Lazarus reconoció a Blair Bellanova y, al darse la vuelta, la encontró caminando hacia él, arrastrando los pies.
—Hijo de puta... —masculló la bruja, apartando los mechones de cabello sobre su rostro—. ¡Me dejaste varada en este sitio de mala muerte! ¡¿Sabes a cuántos imbéciles tuve que romperles las extremidades de camino aquí?!
—Apuesto que te causó satisfacción, bruja degenerada —replicó.
Blair sonrió, confirmando sus sospechas, pero poco después frunció el ceño.
—¿Por qué te ves como si hubieras visto a un fantasma, detective? —indagó, soltando una risa burlona—. ¿Acaso te asusto?
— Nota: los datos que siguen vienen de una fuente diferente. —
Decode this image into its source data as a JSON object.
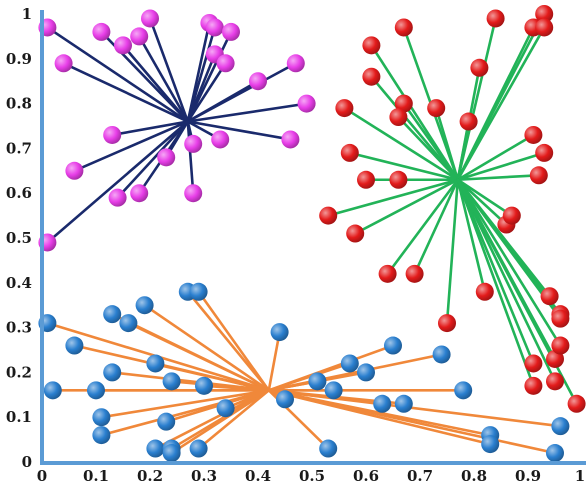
{
  "chart_data": {
    "type": "scatter",
    "title": "",
    "xlabel": "",
    "ylabel": "",
    "xlim": [
      0,
      1
    ],
    "ylim": [
      0,
      1
    ],
    "x_ticks": [
      "0",
      "0.1",
      "0.2",
      "0.3",
      "0.4",
      "0.5",
      "0.6",
      "0.7",
      "0.8",
      "0.9",
      "1"
    ],
    "y_ticks": [
      "0",
      "0.1",
      "0.2",
      "0.3",
      "0.4",
      "0.5",
      "0.6",
      "0.7",
      "0.8",
      "0.9",
      "1"
    ],
    "axis_color": "#5b9bd5",
    "clusters": [
      {
        "center": [
          0.27,
          0.76
        ],
        "point_color": "#e83ee8",
        "line_color": "#1a2a6c",
        "points": [
          [
            0.01,
            0.97
          ],
          [
            0.04,
            0.89
          ],
          [
            0.11,
            0.96
          ],
          [
            0.15,
            0.93
          ],
          [
            0.18,
            0.95
          ],
          [
            0.2,
            0.99
          ],
          [
            0.31,
            0.98
          ],
          [
            0.32,
            0.97
          ],
          [
            0.35,
            0.96
          ],
          [
            0.32,
            0.91
          ],
          [
            0.34,
            0.89
          ],
          [
            0.4,
            0.85
          ],
          [
            0.47,
            0.89
          ],
          [
            0.49,
            0.8
          ],
          [
            0.46,
            0.72
          ],
          [
            0.33,
            0.72
          ],
          [
            0.28,
            0.71
          ],
          [
            0.23,
            0.68
          ],
          [
            0.13,
            0.73
          ],
          [
            0.06,
            0.65
          ],
          [
            0.14,
            0.59
          ],
          [
            0.18,
            0.6
          ],
          [
            0.28,
            0.6
          ],
          [
            0.01,
            0.49
          ]
        ]
      },
      {
        "center": [
          0.77,
          0.63
        ],
        "point_color": "#e31b1b",
        "line_color": "#22b358",
        "points": [
          [
            0.61,
            0.93
          ],
          [
            0.67,
            0.97
          ],
          [
            0.84,
            0.99
          ],
          [
            0.81,
            0.88
          ],
          [
            0.61,
            0.86
          ],
          [
            0.67,
            0.8
          ],
          [
            0.66,
            0.77
          ],
          [
            0.73,
            0.79
          ],
          [
            0.79,
            0.76
          ],
          [
            0.56,
            0.79
          ],
          [
            0.57,
            0.69
          ],
          [
            0.6,
            0.63
          ],
          [
            0.66,
            0.63
          ],
          [
            0.53,
            0.55
          ],
          [
            0.58,
            0.51
          ],
          [
            0.64,
            0.42
          ],
          [
            0.69,
            0.42
          ],
          [
            0.75,
            0.31
          ],
          [
            0.82,
            0.38
          ],
          [
            0.86,
            0.53
          ],
          [
            0.87,
            0.55
          ],
          [
            0.91,
            0.97
          ],
          [
            0.93,
            1.0
          ],
          [
            0.93,
            0.97
          ],
          [
            0.91,
            0.73
          ],
          [
            0.93,
            0.69
          ],
          [
            0.92,
            0.64
          ],
          [
            0.94,
            0.37
          ],
          [
            0.96,
            0.33
          ],
          [
            0.96,
            0.32
          ],
          [
            0.91,
            0.22
          ],
          [
            0.95,
            0.23
          ],
          [
            0.96,
            0.26
          ],
          [
            0.91,
            0.17
          ],
          [
            0.95,
            0.18
          ],
          [
            0.99,
            0.13
          ]
        ]
      },
      {
        "center": [
          0.42,
          0.16
        ],
        "point_color": "#2a7fcf",
        "line_color": "#f0883a",
        "points": [
          [
            0.01,
            0.31
          ],
          [
            0.06,
            0.26
          ],
          [
            0.13,
            0.33
          ],
          [
            0.16,
            0.31
          ],
          [
            0.19,
            0.35
          ],
          [
            0.27,
            0.38
          ],
          [
            0.29,
            0.38
          ],
          [
            0.02,
            0.16
          ],
          [
            0.1,
            0.16
          ],
          [
            0.13,
            0.2
          ],
          [
            0.21,
            0.22
          ],
          [
            0.24,
            0.18
          ],
          [
            0.3,
            0.17
          ],
          [
            0.11,
            0.1
          ],
          [
            0.11,
            0.06
          ],
          [
            0.23,
            0.09
          ],
          [
            0.21,
            0.03
          ],
          [
            0.24,
            0.03
          ],
          [
            0.24,
            0.02
          ],
          [
            0.29,
            0.03
          ],
          [
            0.34,
            0.12
          ],
          [
            0.44,
            0.29
          ],
          [
            0.45,
            0.14
          ],
          [
            0.51,
            0.18
          ],
          [
            0.54,
            0.16
          ],
          [
            0.57,
            0.22
          ],
          [
            0.6,
            0.2
          ],
          [
            0.65,
            0.26
          ],
          [
            0.74,
            0.24
          ],
          [
            0.63,
            0.13
          ],
          [
            0.67,
            0.13
          ],
          [
            0.78,
            0.16
          ],
          [
            0.53,
            0.03
          ],
          [
            0.83,
            0.06
          ],
          [
            0.83,
            0.04
          ],
          [
            0.95,
            0.02
          ],
          [
            0.96,
            0.08
          ]
        ]
      }
    ]
  }
}
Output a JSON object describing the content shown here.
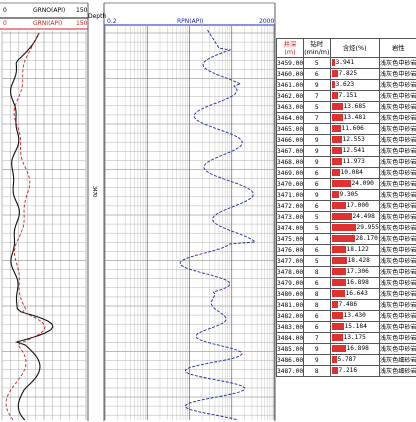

Lazarus sabía que cualquier tipo de reacción involuntaria de su cuerpo era a causa de Alaric. Después de todo, sí era una especie de fantasma de su pasado.
—Sí, eres aterradora —replicó con un monótono sarcasmo.
—¿Y tu demonio? —cuestionó Blair.
Lazarus ni siquiera se molestó en buscarlo, supo que en cuanto Alaric escuchó la voz de Blair, se había marchado sin dejar rastro. Igual que en el pasado.
—No es el responsable —respondió sin entrar en detalles.
Blair gruñó, y cuando parecía a punto de protestar, quejarse o incluso maldecir, se tensó y abrió más los ojos, mirando hacia todos lados como si buscara algo.
—Mierda... —masculló ella y se fue de ahí con pasos rápidos, sin dar explicaciones a su súbito espanto, sin decir nada más.
—¡Oye, Bellanova! —llamó Lazarus, siendo completamente ignorado.
Lazarus se dispuso a seguirla para entender qué diablos le ocurría a la bruja desquiciada, pero cuando dio un paso hacia delante, escuchó un agudo pitido en sus oídos y sintió un escalofrío recorrer su cuerpo entero. Un miedo avasallador se adueñó de él, lo paralizó y alteró su ritmo cardíaco.
Reconocía esta sensación, este ominoso presentimiento que lo hacía sentir como si se asfixiara, como si la cabeza fuese a explotarle y su cuerpo a apagarse.
—El Padre Común... —titubeó.
El Padre Común, su padre... acababa de despertar de su prolongado sueño y abandonado su ataúd.